La démarche que nous défendons est complexe et difficile et réclame des efforts, mais chacun doit comprendre l’importance de l’enjeu : la victoire est nécessaire pour poser les problèmes de l’avenir immédiat ou plus lointain.
Pour brouiller les pistes, le pouvoir agite de façon faussement anodine, le sujet de l’autonomie. Et d’emblée, les termes en sont piégés. Il y aurait, dit le ministre des colonies, à choisir entre « moins d’égalité et plus de pouvoirs pour les instances locales ». En gros, la misère pour les plus faibles, et le pouvoir pour les plus riches. Nous n’avons pas à fuir un débat sur la question de l’égalité et du pouvoir. Au contraire ! La question coloniale et nationale se pose toujours, contrairement aux dires de certains. C’est en revanche au mouvement ouvrier et populaire des dernières colonies de la France d’en définir les termes, le cadre et les modalités. C’est à lui de faire le lien entre les revendications de la grève actuelle et la question institutionnelle. Car celle-ci n’est pas un sujet pour élites politiciennes dans le dos des masses. Notre revendication de l’élection d’une assemblée constituante dans la droite ligne de la Convention du Morne-Rouge réunissant la gauche des colonies il y a 50 ans, est la meilleure réponse au chiffon rouge du gouvernement.

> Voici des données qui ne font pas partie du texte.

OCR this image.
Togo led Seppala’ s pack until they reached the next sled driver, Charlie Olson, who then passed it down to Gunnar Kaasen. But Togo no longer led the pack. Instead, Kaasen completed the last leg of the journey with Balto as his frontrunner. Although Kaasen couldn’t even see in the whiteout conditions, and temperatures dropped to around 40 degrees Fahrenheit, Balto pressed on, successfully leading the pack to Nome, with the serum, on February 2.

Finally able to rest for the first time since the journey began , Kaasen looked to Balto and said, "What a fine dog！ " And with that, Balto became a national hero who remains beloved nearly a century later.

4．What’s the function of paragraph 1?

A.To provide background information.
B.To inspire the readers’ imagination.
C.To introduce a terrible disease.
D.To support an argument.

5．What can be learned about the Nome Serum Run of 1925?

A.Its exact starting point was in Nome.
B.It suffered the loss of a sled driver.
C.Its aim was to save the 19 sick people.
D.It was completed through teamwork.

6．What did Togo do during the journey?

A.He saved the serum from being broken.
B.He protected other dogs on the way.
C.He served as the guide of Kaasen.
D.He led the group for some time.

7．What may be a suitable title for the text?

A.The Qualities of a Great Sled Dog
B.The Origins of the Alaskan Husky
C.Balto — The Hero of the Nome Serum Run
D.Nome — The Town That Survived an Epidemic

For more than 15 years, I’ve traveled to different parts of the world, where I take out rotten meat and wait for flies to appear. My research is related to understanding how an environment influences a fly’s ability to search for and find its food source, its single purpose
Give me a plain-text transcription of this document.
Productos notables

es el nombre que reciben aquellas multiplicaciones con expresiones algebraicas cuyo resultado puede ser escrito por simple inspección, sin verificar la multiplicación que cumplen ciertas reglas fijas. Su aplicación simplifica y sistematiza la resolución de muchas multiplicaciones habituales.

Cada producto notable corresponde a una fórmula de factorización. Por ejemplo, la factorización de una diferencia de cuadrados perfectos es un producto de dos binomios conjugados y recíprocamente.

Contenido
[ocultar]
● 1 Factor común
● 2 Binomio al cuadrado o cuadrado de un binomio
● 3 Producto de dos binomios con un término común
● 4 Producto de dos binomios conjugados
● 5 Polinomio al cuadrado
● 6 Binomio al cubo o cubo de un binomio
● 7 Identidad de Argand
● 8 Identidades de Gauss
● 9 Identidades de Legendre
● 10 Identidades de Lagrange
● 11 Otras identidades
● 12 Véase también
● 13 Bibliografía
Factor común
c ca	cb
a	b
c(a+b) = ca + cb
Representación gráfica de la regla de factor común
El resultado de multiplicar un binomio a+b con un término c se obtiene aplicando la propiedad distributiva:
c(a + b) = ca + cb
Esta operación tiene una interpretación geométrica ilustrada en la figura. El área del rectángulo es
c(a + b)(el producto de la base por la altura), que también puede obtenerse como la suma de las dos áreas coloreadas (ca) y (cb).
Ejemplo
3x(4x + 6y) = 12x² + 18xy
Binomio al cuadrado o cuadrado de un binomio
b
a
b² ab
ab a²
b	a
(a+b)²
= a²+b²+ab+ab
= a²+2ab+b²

Pour avancer vers ce lien, le mouvement ouvrier syndical et politique est placé devant un défi : il convient d’enrichir, de développer, d’approfondir la plate-forme actuelle de l’intersyndicale. Cette nécessité est la première leçon à tirer du grand mouvement de février 2009. Contrairement à ses détracteurs d’aujourd’hui, nous parlons d’un mouvement grand par sa durée, sa massivité, les accords signés et sa plate-forme finale forgée au cœur même de la mobilisation. Le refus de l’État, du patronat et même des collectivités de l’appliquer sérieusement a servi de prétexte à la bourgeoisie pour tenter à la fois de dénigrer et de désespérer ses acteurs et actrices dont la mobilisation n’aurait « rien changé ».
Aujourd’hui, les groupes de travail envisagés pour aborder les négociations réclamées, ont besoin de remettre sur le chantier en les actualisant la très riche plate-forme née en 2009 et laissée en chantier depuis.
Il est impératif de faire dans l’urgence, ce qui n’a pas été achevé entre 2009 et aujourd’hui. Les propositions ultérieures ne manquent pas. Pour qu’elles deviennent une force matérielle, elles ont besoin que les équipes militantes débattent entre elles et au sein des masses.
Le préalable reste la victoire dans le combat contre l’obligation vaccinale et le pass sanitaire.
Fort-de-France, le 27 novembre 2021.
Philippe PIERRE-CHARLES, Marcel SELLAYE.